Among Schiff’s new committee hires is Abigail C. Grace, who served as an Asia policy staffer on the National Security Council during the Trump administration until departing last spring for a Washington think tank.
At the Center for a New American Security, Grace worked as a research associate in the Asia-Pacific Security Program, a relatively junior-level position. She published essays on Asia policy and was quoted in news articles, including in The Washington Post, offering analysis about Trump’s Asia strategy. She announced her departure from the think tank last week and began work Monday on Schiff’s team, specializing in East Asia affairs, said people who know her.
.. “Although none of our staff has come directly from the White House, we have hired people with prior experience on the National Security Council staff for oversight of the agencies, and will continue to do so at our discretion,” the aide said.
A fluent Chinese speaker who accompanied Trump on his visit to five Asian countries in November 2017, Grace is expected to help the committee conduct oversight as the administration pursues high-stakes negotiations over North Korea’s nuclear weapons program and a trade war with China.

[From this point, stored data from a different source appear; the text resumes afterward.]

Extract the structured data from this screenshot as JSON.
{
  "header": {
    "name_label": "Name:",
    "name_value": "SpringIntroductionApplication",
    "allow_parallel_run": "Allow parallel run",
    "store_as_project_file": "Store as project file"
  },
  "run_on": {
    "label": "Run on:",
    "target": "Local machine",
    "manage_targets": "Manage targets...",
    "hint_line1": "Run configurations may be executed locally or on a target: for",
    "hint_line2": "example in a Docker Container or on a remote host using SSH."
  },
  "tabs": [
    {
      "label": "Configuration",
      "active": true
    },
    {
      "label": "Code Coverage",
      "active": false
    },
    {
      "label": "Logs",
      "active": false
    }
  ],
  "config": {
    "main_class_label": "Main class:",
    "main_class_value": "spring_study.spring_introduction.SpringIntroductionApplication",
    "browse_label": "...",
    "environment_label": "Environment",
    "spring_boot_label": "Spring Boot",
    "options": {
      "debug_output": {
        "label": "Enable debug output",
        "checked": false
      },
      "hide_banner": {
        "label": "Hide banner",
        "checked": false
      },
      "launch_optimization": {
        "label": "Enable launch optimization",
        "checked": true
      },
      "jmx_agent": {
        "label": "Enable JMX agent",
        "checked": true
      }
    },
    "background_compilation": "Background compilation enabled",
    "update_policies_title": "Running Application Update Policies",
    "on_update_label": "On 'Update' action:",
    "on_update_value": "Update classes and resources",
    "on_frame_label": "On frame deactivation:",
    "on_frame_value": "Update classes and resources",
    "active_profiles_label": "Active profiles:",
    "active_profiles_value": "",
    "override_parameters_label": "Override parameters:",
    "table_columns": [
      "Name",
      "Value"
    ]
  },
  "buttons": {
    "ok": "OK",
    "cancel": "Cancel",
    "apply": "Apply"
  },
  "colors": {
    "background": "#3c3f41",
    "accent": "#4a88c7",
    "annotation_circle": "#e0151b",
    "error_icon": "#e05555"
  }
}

Grace was not a political appointee but rather a civil servant who started at the NSC working on Middle East affairs during the Obama administration in 2016, before switching to a focus on East Asia, said those familiar with her work. Her duties included assisting Matt Pottinger, the NSC’s senior Asia director who helps national security adviser John Bolton coordinate policy among the federal agencies and advise Trump.

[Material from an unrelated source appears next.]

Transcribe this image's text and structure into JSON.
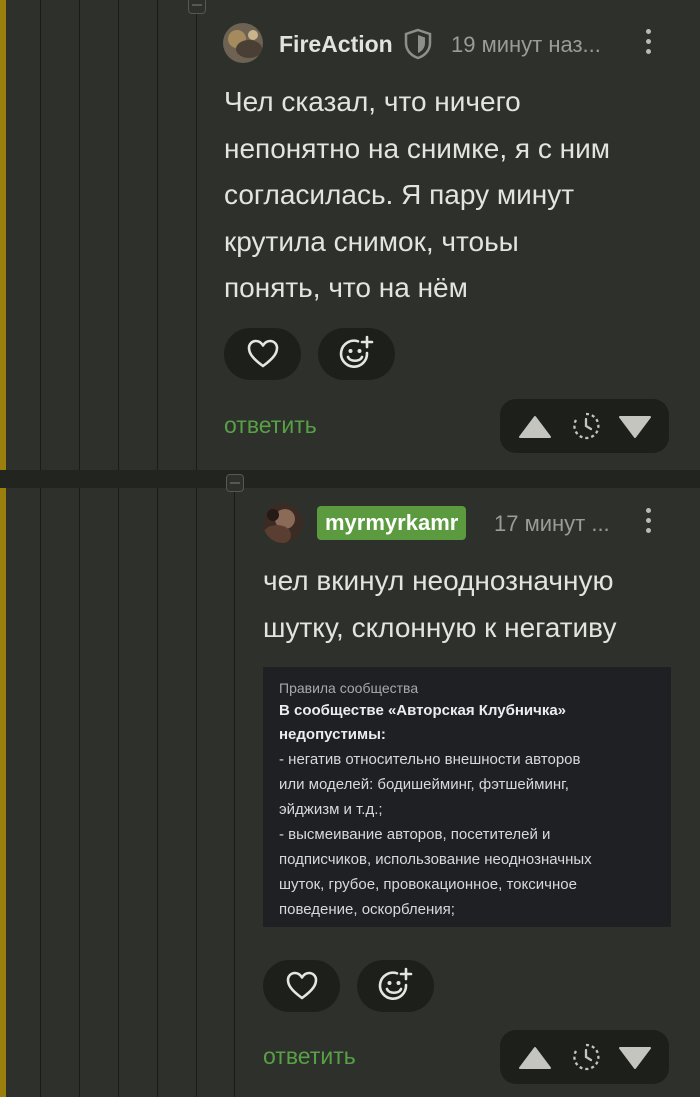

.. Some senior Trump aides have privately expressed concern that Schiff’s hiring of former White House staff members is a bid for inside information that could be particularly damaging — a sign of the growing alarm over the president’s vulnerability in a new era of divided government.
But former staffers from the George W. Bush and Obama administrations, as well as longtime civil servants, said it was not unusual for government policy experts to leave and wind up advising or working for lawmakers.
“It happens every day,” said a Capitol Hill staffer who is not on Schiff’s committee. The staffer, who spoke on the condition of anonymity because of the sensitivity of the matter, rattled off a number of former Hill aides who had worked as policy experts in past administrations. “My understanding is that Schiff was going from the minority to the majority and had to staff up more fully. It’s the normal way things operate.”
.. Also on Thursday, the House held a hearing on obtaining Trump’s tax returns, listening to tax experts who discussed the impact of legislative language that would force presidential candidates to release 10 years of tax returns after they win their party’s nomination.
Three congressional officials are empowered legally to seek taxpayer information from the Treasury Department: the chairman of the Ways and Means Committee, the chairman of the Senate Finance Committee and the chairman of the Joint Committee on Taxation. But Rep. Mike Kelly (Pa.), the ranking Republican on the subcommittee that held the hearing, said Congress is barred from releasing tax returns for political purposes.
House Speaker Nancy Pelosi (D-Calif.), responding to criticism from liberals that the House leadership has not moved quickly enough to obtain Trump’s tax returns, said, “You have to be very, very careful if you go forward.”
“In terms of the tax issue, it’s not a question of just sending a letter,” Pelosi said. “I know there’s this impatience because people want to know, that answers the question, but we have to do it in a very careful way.”